Enter the Void: Tripping up

Enter the Void somehow seems to suffer from a chronic lack of substance.


Nofil Naqvi March 06, 2011
Enter the Void: Tripping up

The first act of Gasper Noe’s extremely trippy movie Enter the Void is a lot like the visuals one sees at underground dance clubs. In fact, if I was doing visuals for such a club, I would definitely use parts of it.

If his 2002 film Irreversible starts off on a particularly disturbing note and keeps heading in a more positive direction, then Enter the Void is pretty much the opposite. Kind of, not really. We start off with a first-person look into the life of Oscar (played by Nathaniel Brown), a French orphan living in Tokyo who has just started dealing drugs. And we get a first-hand look into the effects of some of the drugs that Oscar is selling, and dabbling into as well.

The gimmick in Irreversible was the maddening rotating camera movement and backwards timeline, and in Void the first gimmick is the point-of-view camerawork. We see everything from Oscar’s eyes, with the screen actually going black when he blinks. It is him we see whenever he looks into the mirror. At one point Oscar tries something referred to as DMT, and we see visuals similar to, but a lot more advanced than, the iTunes visualiser.

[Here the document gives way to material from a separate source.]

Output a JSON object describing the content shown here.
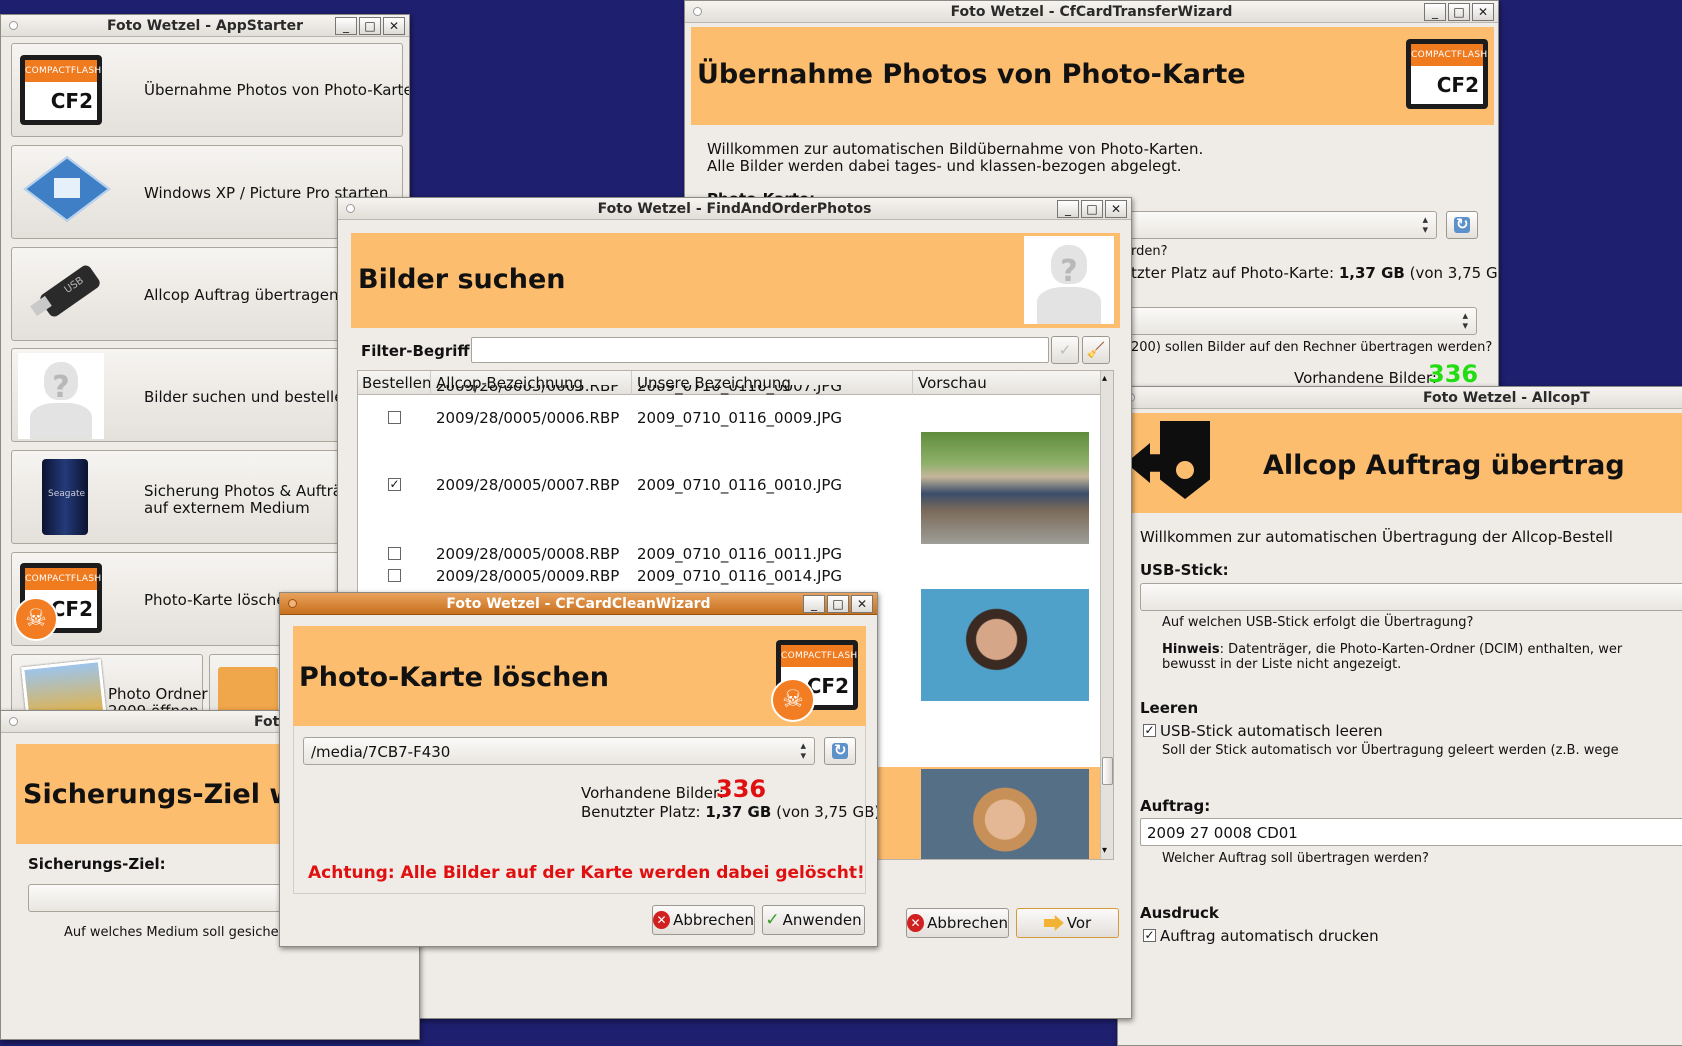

Oscar’s beautiful younger sister Linda (Paz de la Huerta) doesn’t approve of his lifestyle, and is seeing the decidedly dodgy owner of the strip club where she works. Then Oscar dies and, as his spirit leaves his body, we continue to see things from his point-of-view. Only now we are able to fly all over Tokyo, through space and time, when we go to the France of Oscar and Linda’s past, learning many disturbing things which explain how both siblings ended up the way they did. The camera miraculously floats through walls, over roofs, along alleys, up into the sky, wherever Oscar’s unfortunate spirit goes. Second gimmick.

Aleksadr Sokurov once gave an interview about his 99-minute single-take film Russian Ark. When he was asked about the Herculean accomplishment of shooting an entire feature-length film — especially one as visually rich as Russian Ark — in a single take, he responded by saying that that aspect of it was just a gimmick, the movie was much more than that. But I really don’t know if I can say the same for Enter the Void. Although initially the movie is visually stimulating, at some point the endless floating through walls begins to get annoying. There is plenty of production and post-production wizardry that has gone into this film, but the result gets tedious by the time you finally reach the 161st minute of it.

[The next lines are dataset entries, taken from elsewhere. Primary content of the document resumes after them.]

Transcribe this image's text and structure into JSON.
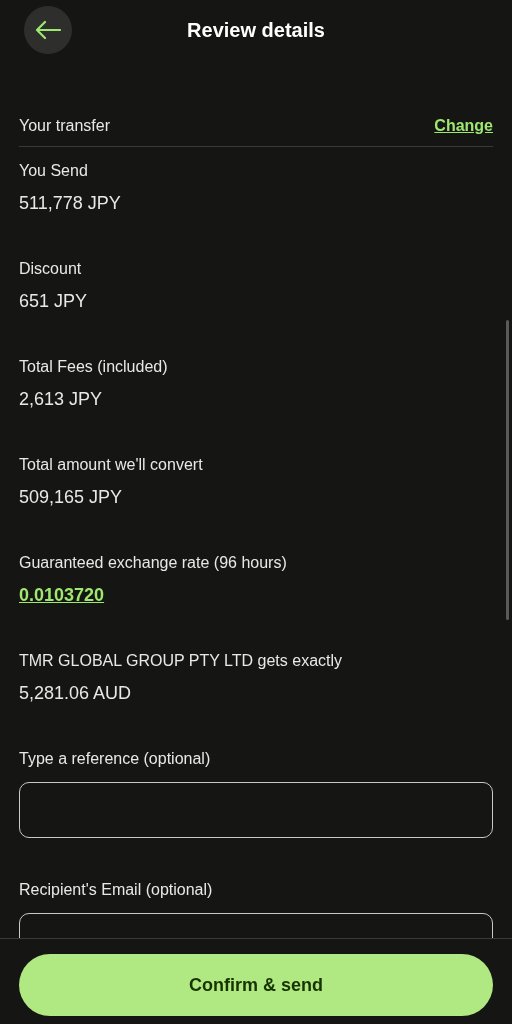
{
  "header": {
    "title": "Review details"
  },
  "section": {
    "title": "Your transfer",
    "action": "Change"
  },
  "details": [
    {
      "kind": "amount",
      "label": "You Send",
      "value": "511,778 JPY"
    },
    {
      "kind": "amount",
      "label": "Discount",
      "value": "651 JPY"
    },
    {
      "kind": "amount",
      "label": "Total Fees (included)",
      "value": "2,613 JPY"
    },
    {
      "kind": "amount",
      "label": "Total amount we'll convert",
      "value": "509,165 JPY"
    },
    {
      "kind": "link",
      "label": "Guaranteed exchange rate (96 hours)",
      "value": "0.0103720"
    },
    {
      "kind": "amount",
      "label": "TMR GLOBAL GROUP PTY LTD gets exactly",
      "value": "5,281.06 AUD"
    }
  ],
  "fields": [
    {
      "label": "Type a reference (optional)"
    },
    {
      "label": "Recipient's Email (optional)"
    }
  ],
  "button": "Confirm & send"
}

I don’t think that every movie needs to a life-changing experience,  and Noe touches on a lot of really interesting subjects in the movie, but Enter the Void somehow seems to suffer from a chronic lack of substance. Or, perhaps, from too much of it — there is so much going on with the flashbacks and the flying around, it’s hard to tell which. When a filmmaker uses such overpowering gimmicks, then it must be very tricky not to let them take over the most important aspect of the film: the storytelling. I feel Gasper Noe failed to do so.

Published in The Express Tribune, Sunday Magazine, March 6th, 2011.